According to the Solar Energy Industries Association (SEIA), these solar tariffs have led to the loss of more than 62,000 American clean-energy jobs and not influenced U.S. job growth in this area.

Current domestic production of solar panels only meets 15% of the U.S. solar demand, they said. Nearly 90% of workers in the domestic solar industry work in non-manufacturing jobs — from installation and maintenance to operations, distribution and development — and rely on the availability of “affordable” solar panels, the trade group says.

Sen. Jacky Rosen, a Democrat from Nevada, who is against the tariff extension, was pleased the administration did heed the call to exclude bifacial panels and increase the number of allowable imported solar cells.

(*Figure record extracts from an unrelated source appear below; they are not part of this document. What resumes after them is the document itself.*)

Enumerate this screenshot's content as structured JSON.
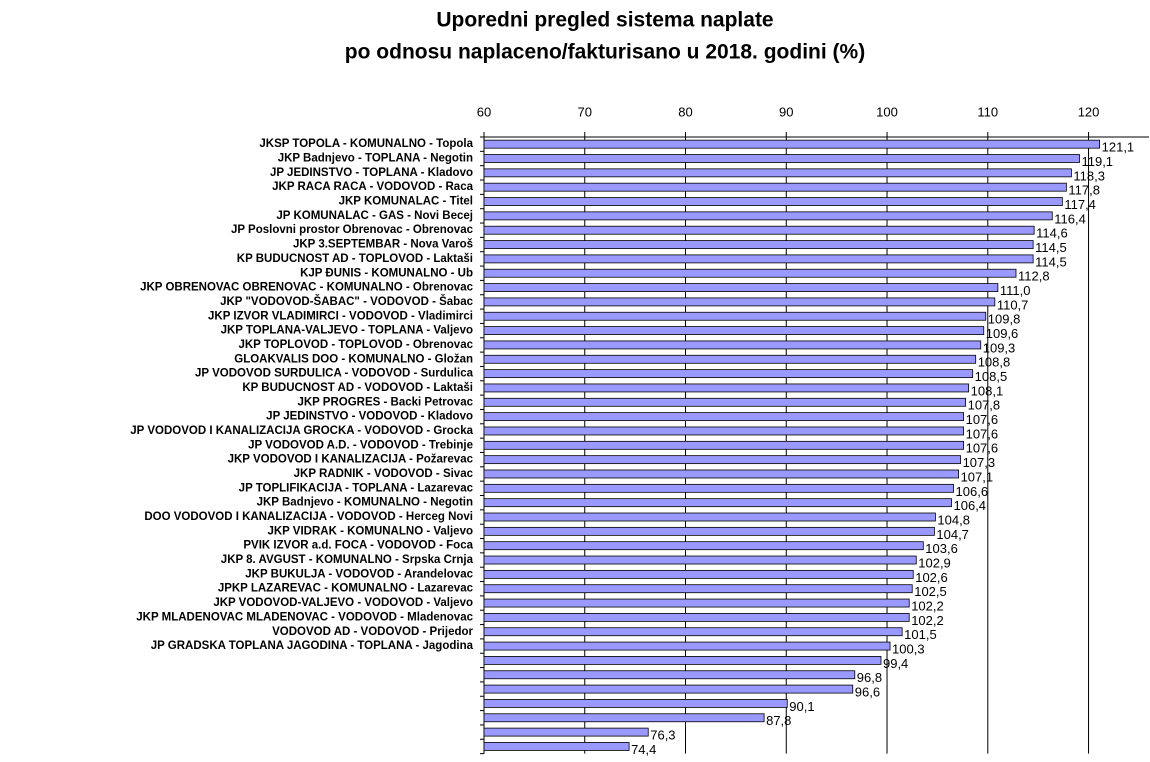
{
  "chart_data": {
    "type": "bar",
    "orientation": "horizontal",
    "title": "Uporedni pregled sistema naplate",
    "subtitle": "po odnosu naplaceno/fakturisano u 2018. godini (%)",
    "categories": [
      "JKSP TOPOLA - KOMUNALNO - Topola",
      "JKP Badnjevo - TOPLANA - Negotin",
      "JP JEDINSTVO - TOPLANA - Kladovo",
      "JKP RACA RACA - VODOVOD - Raca",
      "JKP KOMUNALAC - Titel",
      "JP KOMUNALAC - GAS - Novi Becej",
      "JP Poslovni prostor Obrenovac - Obrenovac",
      "JKP 3.SEPTEMBAR - Nova Varoš",
      "KP BUDUCNOST AD - TOPLOVOD - Laktaši",
      "KJP ĐUNIS - KOMUNALNO - Ub",
      "JKP OBRENOVAC OBRENOVAC - KOMUNALNO - Obrenovac",
      "JKP \"VODOVOD-ŠABAC\" - VODOVOD - Šabac",
      "JKP IZVOR VLADIMIRCI - VODOVOD - Vladimirci",
      "JKP TOPLANA-VALJEVO - TOPLANA - Valjevo",
      "JKP TOPLOVOD - TOPLOVOD - Obrenovac",
      "GLOAKVALIS DOO - KOMUNALNO - Gložan",
      "JP VODOVOD SURDULICA - VODOVOD - Surdulica",
      "KP BUDUCNOST AD - VODOVOD - Laktaši",
      "JKP PROGRES - Backi Petrovac",
      "JP JEDINSTVO - VODOVOD - Kladovo",
      "JP VODOVOD I KANALIZACIJA GROCKA - VODOVOD - Grocka",
      "JP VODOVOD A.D. - VODOVOD - Trebinje",
      "JKP VODOVOD I KANALIZACIJA - Požarevac",
      "JKP RADNIK - VODOVOD - Sivac",
      "JP TOPLIFIKACIJA - TOPLANA - Lazarevac",
      "JKP Badnjevo - KOMUNALNO - Negotin",
      "DOO VODOVOD I KANALIZACIJA - VODOVOD - Herceg Novi",
      "JKP VIDRAK - KOMUNALNO - Valjevo",
      "PVIK IZVOR a.d. FOCA - VODOVOD - Foca",
      "JKP 8. AVGUST - KOMUNALNO - Srpska Crnja",
      "JKP BUKULJA - VODOVOD - Arandelovac",
      "JPKP LAZAREVAC - KOMUNALNO - Lazarevac",
      "JKP VODOVOD-VALJEVO - VODOVOD - Valjevo",
      "JKP MLADENOVAC MLADENOVAC - VODOVOD - Mladenovac",
      "VODOVOD AD - VODOVOD - Prijedor",
      "JP GRADSKA TOPLANA JAGODINA - TOPLANA - Jagodina",
      null,
      null,
      null,
      null,
      null,
      null,
      null
    ],
    "values": [
      121.1,
      119.1,
      118.3,
      117.8,
      117.4,
      116.4,
      114.6,
      114.5,
      114.5,
      112.8,
      111.0,
      110.7,
      109.8,
      109.6,
      109.3,
      108.8,
      108.5,
      108.1,
      107.8,
      107.6,
      107.6,
      107.6,
      107.3,
      107.1,
      106.6,
      106.4,
      104.8,
      104.7,
      103.6,
      102.9,
      102.6,
      102.5,
      102.2,
      102.2,
      101.5,
      100.3,
      99.4,
      96.8,
      96.6,
      90.1,
      87.8,
      76.3,
      74.4
    ],
    "value_labels": [
      "121,1",
      "119,1",
      "118,3",
      "117,8",
      "117,4",
      "116,4",
      "114,6",
      "114,5",
      "114,5",
      "112,8",
      "111,0",
      "110,7",
      "109,8",
      "109,6",
      "109,3",
      "108,8",
      "108,5",
      "108,1",
      "107,8",
      "107,6",
      "107,6",
      "107,6",
      "107,3",
      "107,1",
      "106,6",
      "106,4",
      "104,8",
      "104,7",
      "103,6",
      "102,9",
      "102,6",
      "102,5",
      "102,2",
      "102,2",
      "101,5",
      "100,3",
      "99,4",
      "96,8",
      "96,6",
      "90,1",
      "87,8",
      "76,3",
      "74,4"
    ],
    "color": "#9999ff",
    "xlim": [
      60,
      126
    ],
    "xticks": [
      60,
      70,
      80,
      90,
      100,
      110,
      120
    ],
    "grid": true
  }
}
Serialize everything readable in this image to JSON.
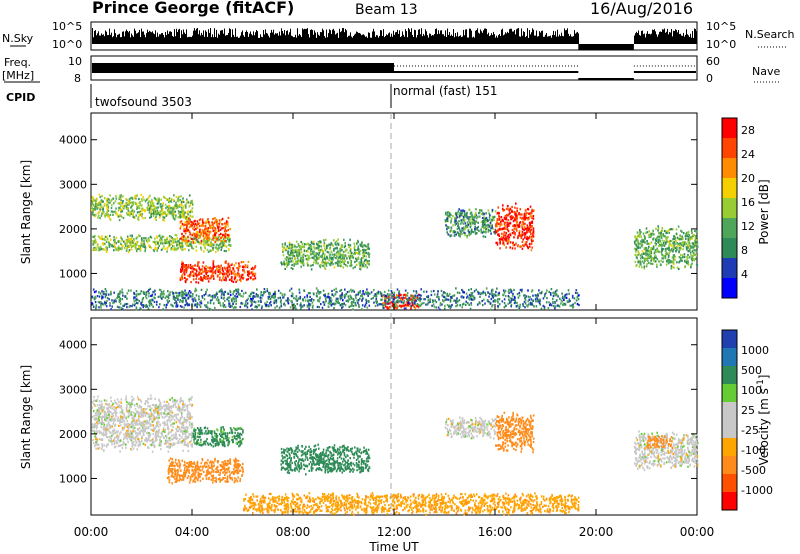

But, Rosen said, she “will continue working to strengthen solar industry jobs in Nevada and across the country by boosting American manufacturing and fighting to end these misguided solar tariffs, including through legislation.”

Biden has pledged to set the U.S. on course toward net-zero emissions by 2050 and an even more ambitious marker of halving U.S. emissions by the end of this decade. But in pushing renewable energy and electric-vehicle incentives he has also said that U.S. jobs and specifically, union jobs, must be a priority.